Banking the stack pointer

Banking the stack pointer

As seen in the register overview on the Register balancing page, the stackpointer is bankable, this means that sp can either point to the Process Stack Pointer (PSP) or the Main Stack Pointer (MSP). Register banking is a common feature in the more powerful ARM architectures, such as ARM9 and AArch32. It is intended for exception or privilege separation but can be used to repurposes registers used as high-performance spillover. Unfortunately, this architecture only has a banked stack pointer, limiting the possible uses. On the M4, register banking is generally used by embedded operating systems to make sure the stack of the operating system and the stack of user processes are separated. It takes two cycles to bank the stack pointer and a register containing a specific value and still comes with the issues discussed in the previous subsection, limiting its viability in most cases. One way to use this would be to change the stack to a CCM address for a specific function or to back up the stackpointer before overwriting it with other data. The examples below illustrate the usage of banking.

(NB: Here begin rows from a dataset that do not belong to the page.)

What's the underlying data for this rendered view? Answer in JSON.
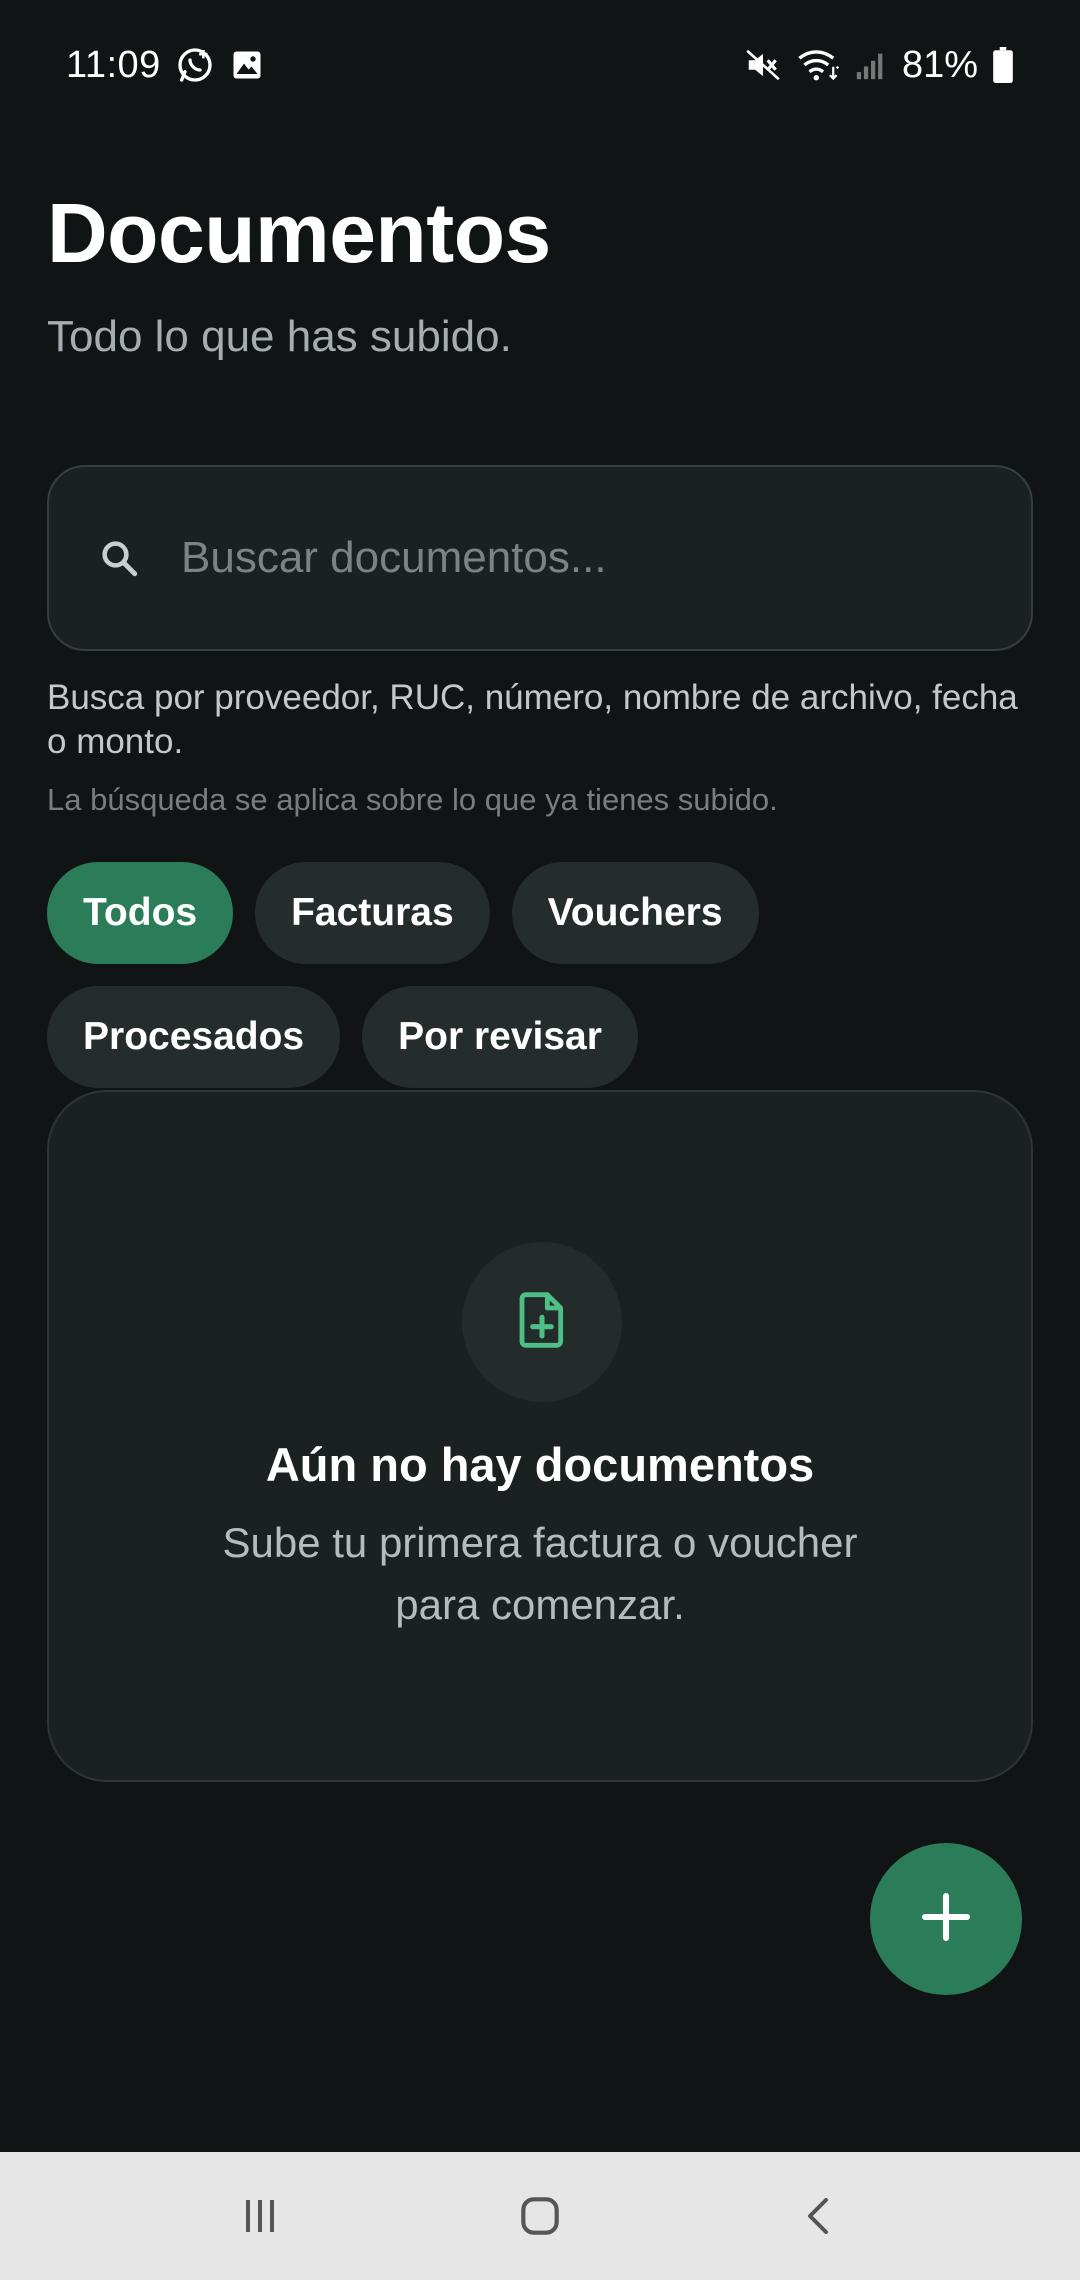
{
  "status_bar": {
    "time": "11:09",
    "battery": "81%",
    "icons_left": [
      "whatsapp-icon",
      "image-icon"
    ],
    "icons_right": [
      "mute-icon",
      "wifi-icon",
      "signal-icon",
      "battery-icon"
    ]
  },
  "header": {
    "title": "Documentos",
    "subtitle": "Todo lo que has subido."
  },
  "search": {
    "placeholder": "Buscar documentos...",
    "value": "",
    "hint": "Busca por proveedor, RUC, número, nombre de archivo, fecha o monto.",
    "hint_secondary": "La búsqueda se aplica sobre lo que ya tienes subido."
  },
  "filters": [
    {
      "label": "Todos",
      "selected": true
    },
    {
      "label": "Facturas",
      "selected": false
    },
    {
      "label": "Vouchers",
      "selected": false
    },
    {
      "label": "Procesados",
      "selected": false
    },
    {
      "label": "Por revisar",
      "selected": false
    }
  ],
  "empty_state": {
    "icon": "file-add-icon",
    "title": "Aún no hay documentos",
    "description_line1": "Sube tu primera factura o voucher",
    "description_line2": "para comenzar."
  },
  "fab": {
    "icon": "plus-icon"
  },
  "colors": {
    "accent": "#2a7d58",
    "icon_accent": "#4fbf88",
    "background": "#101414",
    "surface": "#1b2121"
  },
  "nav": {
    "items": [
      "recent-apps-icon",
      "home-icon",
      "back-icon"
    ]
  }
}
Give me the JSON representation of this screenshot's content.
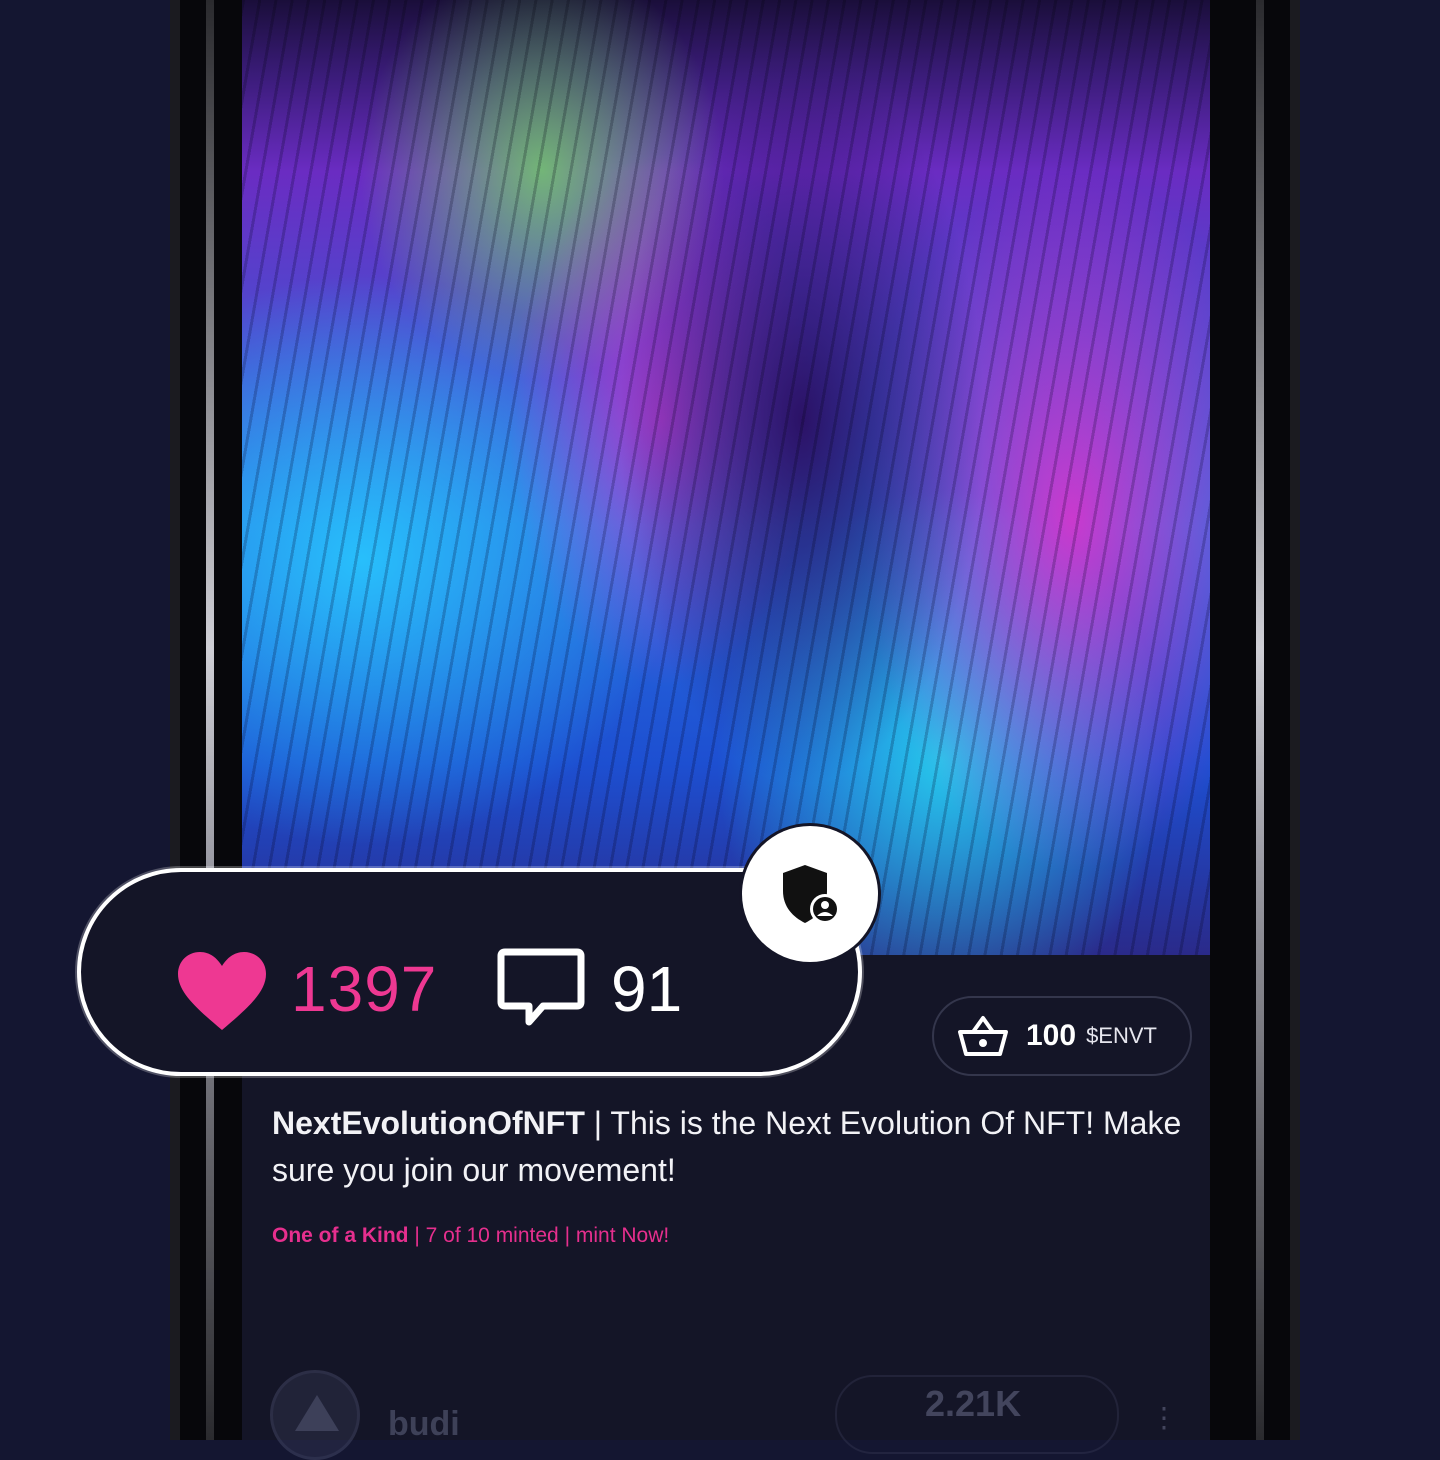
{
  "post": {
    "artwork_alt": "",
    "price": {
      "amount": "100",
      "token": "$ENVT"
    },
    "handle": "NextEvolutionOfNFT",
    "caption": "| This is the Next Evolution Of NFT! Make sure you join our movement!",
    "edition": {
      "kind": "One of a Kind",
      "minted": "| 7 of 10 minted",
      "cta": "| mint Now!"
    }
  },
  "stats": {
    "likes": "1397",
    "comments": "91"
  },
  "next_post": {
    "user": "budi",
    "count": "2.21K",
    "more": "⋮"
  },
  "colors": {
    "accent_pink": "#ee3892",
    "background": "#141631",
    "card": "#141527"
  },
  "icons": {
    "like": "heart-icon",
    "comment": "comment-icon",
    "badge": "shield-user-icon",
    "basket": "basket-icon"
  }
}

Comparison of tactics to interchange the value in a register with a saved value.

sample_a.s
sample_a:
    //Spill r1 and load value
    str.w r1, [sp, #4]
    ldr.w r1, [sp, #8]
    //Modify the loaded value
    add.w r1, #4
    //Store value and restore r1
    str.w r1, [sp, #8]
    ldr.w r1, [sp, #4]
    bx lr

Using the stack to interchange values.

sample_b.s
sample_b:
    //Bank stackpointer
    mov.w r1, #2
    msr.w control, r1
    //Modify the loaded value
    add.w sp, #4
    //Bank stackpointer
    mov.w r1, #0
    msr.w control, r1
    bx lr

Using the stack pointer to interchange values.

While banking the stack pointer is faster than using the stack, it is not faster than using FPU registers. Using register banking is thus only viable when all registers have been exhausted.

Benchmarks comparing tactics to swap the value in a register with a saved value.

Examplesample asample b
Instructions executed55
LSU count60
CPI count02
Fold count(-) 0(-) 0
Cycle count117

Note that according to the technical reference manual, a barrier instruction is needed after writing to the control register, which would make this slower than using the stack. ARM has implemented register banking without barriers in the cortex M4 standard library.

While no issues were encountered in testing, it is highly recommended to carefully test not using barrier for unexpected behavior if used.